Imprint [Edinburgh: Neill & Co.]
Date of Publication 1801-1810
Language English
Notes This collection of ephemera is mostly connected with a key figure in the Scottish Enlightenment, the physician Andrew Duncan the elder (1744-1828). Duncan is best known today for two major acts of social medicine in Edinburgh: the founding of a dispensary for the sick poor and a lunatic asylum where inmates were treated humanely. He became president of the Royal College of Physicians of Edinburgh in 1790, and in 1808 the freedom of Edinburgh was conferred on him for his services in the foundation of the dispensary and the asylum.
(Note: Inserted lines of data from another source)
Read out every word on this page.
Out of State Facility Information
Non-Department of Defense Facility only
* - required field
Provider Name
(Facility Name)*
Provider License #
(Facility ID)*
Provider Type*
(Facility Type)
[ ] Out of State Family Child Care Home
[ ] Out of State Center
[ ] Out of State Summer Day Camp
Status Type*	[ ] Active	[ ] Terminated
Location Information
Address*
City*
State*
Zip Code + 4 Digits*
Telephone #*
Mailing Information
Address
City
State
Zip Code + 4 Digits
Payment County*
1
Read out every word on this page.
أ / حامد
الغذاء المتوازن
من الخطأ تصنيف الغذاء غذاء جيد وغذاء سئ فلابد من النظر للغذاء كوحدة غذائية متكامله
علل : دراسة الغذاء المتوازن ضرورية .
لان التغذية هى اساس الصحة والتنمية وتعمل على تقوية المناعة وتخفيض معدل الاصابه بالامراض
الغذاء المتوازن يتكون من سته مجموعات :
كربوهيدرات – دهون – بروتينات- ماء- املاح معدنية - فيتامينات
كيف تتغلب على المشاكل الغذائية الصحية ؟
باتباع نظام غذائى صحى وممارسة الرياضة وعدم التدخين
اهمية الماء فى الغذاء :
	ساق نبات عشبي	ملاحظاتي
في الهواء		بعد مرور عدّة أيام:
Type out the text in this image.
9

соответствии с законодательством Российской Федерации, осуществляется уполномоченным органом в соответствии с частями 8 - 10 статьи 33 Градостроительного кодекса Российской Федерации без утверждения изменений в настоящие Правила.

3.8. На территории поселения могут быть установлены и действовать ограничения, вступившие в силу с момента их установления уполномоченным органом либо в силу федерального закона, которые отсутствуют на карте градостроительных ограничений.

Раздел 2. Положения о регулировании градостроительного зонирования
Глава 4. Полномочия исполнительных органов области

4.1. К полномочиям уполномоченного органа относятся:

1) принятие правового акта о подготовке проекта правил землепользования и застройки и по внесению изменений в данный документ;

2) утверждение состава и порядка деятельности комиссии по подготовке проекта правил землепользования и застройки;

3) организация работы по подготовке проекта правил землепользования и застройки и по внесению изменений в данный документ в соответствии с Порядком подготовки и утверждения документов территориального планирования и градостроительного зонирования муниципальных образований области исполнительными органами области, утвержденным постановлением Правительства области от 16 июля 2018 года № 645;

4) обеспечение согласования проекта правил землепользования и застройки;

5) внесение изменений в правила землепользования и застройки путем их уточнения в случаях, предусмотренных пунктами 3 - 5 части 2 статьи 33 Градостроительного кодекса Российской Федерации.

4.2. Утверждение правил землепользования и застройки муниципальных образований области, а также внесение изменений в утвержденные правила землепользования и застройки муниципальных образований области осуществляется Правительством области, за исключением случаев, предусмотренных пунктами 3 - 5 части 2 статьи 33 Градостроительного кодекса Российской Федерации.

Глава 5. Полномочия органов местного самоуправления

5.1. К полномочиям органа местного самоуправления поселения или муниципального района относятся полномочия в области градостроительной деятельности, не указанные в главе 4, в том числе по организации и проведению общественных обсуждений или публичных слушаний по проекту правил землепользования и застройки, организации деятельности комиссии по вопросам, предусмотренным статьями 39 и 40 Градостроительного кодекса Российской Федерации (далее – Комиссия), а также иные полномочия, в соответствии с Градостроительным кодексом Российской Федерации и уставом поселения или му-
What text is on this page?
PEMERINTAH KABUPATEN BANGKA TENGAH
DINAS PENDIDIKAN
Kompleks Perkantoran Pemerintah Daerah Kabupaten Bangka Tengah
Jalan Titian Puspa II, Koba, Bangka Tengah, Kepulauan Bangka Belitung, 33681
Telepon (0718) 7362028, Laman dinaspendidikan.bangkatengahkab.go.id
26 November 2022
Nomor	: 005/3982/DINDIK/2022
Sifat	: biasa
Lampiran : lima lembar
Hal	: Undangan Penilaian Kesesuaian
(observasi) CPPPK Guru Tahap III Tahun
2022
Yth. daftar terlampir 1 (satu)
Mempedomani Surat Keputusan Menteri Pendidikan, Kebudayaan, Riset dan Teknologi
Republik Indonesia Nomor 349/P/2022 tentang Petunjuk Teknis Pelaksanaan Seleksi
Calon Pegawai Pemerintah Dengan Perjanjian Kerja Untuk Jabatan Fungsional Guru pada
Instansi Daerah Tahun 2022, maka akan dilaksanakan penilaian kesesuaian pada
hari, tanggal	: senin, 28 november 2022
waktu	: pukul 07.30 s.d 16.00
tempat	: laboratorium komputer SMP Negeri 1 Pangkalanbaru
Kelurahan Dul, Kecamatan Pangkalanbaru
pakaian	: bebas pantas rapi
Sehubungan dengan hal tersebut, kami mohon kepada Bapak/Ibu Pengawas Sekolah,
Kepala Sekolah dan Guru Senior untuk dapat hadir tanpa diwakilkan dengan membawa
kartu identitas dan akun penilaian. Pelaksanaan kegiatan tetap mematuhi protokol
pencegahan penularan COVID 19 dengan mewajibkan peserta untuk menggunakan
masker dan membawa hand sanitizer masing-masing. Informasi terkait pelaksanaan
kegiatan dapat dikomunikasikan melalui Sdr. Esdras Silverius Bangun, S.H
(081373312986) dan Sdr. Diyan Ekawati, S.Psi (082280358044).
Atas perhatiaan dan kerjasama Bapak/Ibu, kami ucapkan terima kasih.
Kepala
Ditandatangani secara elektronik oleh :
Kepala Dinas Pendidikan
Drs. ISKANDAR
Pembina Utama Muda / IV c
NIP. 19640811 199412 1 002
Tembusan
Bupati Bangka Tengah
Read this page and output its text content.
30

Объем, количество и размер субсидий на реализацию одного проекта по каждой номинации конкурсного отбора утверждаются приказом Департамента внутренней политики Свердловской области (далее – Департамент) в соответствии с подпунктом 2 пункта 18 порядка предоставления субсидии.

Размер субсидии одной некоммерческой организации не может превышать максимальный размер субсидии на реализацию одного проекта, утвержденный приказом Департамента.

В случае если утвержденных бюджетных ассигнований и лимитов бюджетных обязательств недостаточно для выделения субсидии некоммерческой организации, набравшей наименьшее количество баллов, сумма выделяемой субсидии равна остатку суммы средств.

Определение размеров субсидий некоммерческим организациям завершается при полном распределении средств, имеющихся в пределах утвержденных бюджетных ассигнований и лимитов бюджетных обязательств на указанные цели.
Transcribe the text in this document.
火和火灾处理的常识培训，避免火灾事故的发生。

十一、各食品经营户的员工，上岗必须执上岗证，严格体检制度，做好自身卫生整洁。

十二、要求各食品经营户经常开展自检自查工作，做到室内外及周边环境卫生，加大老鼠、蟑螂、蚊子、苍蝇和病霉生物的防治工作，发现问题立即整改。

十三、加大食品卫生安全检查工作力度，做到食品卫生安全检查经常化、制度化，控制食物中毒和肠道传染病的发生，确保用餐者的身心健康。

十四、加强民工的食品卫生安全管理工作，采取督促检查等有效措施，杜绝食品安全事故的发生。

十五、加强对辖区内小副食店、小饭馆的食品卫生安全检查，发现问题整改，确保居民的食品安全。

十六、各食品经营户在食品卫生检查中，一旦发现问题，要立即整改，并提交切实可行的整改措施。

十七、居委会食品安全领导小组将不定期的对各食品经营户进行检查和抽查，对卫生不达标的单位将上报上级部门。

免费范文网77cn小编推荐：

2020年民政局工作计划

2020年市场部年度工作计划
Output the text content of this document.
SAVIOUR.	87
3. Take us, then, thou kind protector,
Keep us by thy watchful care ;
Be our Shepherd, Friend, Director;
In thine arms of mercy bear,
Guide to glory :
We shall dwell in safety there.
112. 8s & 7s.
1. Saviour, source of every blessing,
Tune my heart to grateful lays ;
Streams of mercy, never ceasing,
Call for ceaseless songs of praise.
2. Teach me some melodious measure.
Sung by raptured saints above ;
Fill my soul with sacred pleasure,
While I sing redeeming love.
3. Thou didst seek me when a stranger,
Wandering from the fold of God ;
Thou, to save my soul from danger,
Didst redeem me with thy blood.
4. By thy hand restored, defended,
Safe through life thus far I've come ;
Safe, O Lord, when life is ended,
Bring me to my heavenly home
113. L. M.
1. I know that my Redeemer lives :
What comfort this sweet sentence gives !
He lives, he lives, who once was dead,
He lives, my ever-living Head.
Apart from his medical work, Duncan was convivial man with great energy who was a member of and founded many clubs and societies, such as the Aesculapian Club, the Harvein, Gymnastic and Royal Caledonian Horticultural societies. He also had a keen interest in literature and wrote poetry, of indifferent quality to say the least, which was often read out or sung at meetings of these clubs. This collection contains 10 items which can be ascribed to him; nine of them are not in NLS and at least two are unrecorded. There are also two substantial items here: "Poems chiefly in the Scottish dialect" (1809) not by Duncan but by Andrew Stewart, a poet sentenced to death for theft but whose sentence was commuted to transportation on the intervention of Walter Scott; and part of a collection of Scottish verse edited by Duncan "Carminum rariorum macaronicorum delectus" (1801). The collection also contains two elegies written by James Amos and John Wharton for late Edinburgh medical colleagues. The Duncan items mostly relate to the clubs he was was involved in, two of the poems, however, are devoted to Duncan's ascent of Arthur's Seat on a foggy May Day morning in 1807. For half a century, right up until a year before his death, Duncan climbed Arthur's Seat every May Day and sometimes produced a poem to commemorate the event. The items were probably all printed in Edinburgh by the firm of Adam Neill & Son, whose head, Patrick Neill, was a friend of Duncan's and the first secretary of the Royal Caledonian Horticultural Society. The poems, which are bound together, were formerly in the library of Douglas Grant (1921-1969), professor of American literature at the university of Leeds.
Shelfmark RB.s.2811(1-13)
Reference Sources ODNB; J. Chalmers (ed.), "Andrew Duncan Senior: Physician of the Enlightenment" Edinburgh, 2010.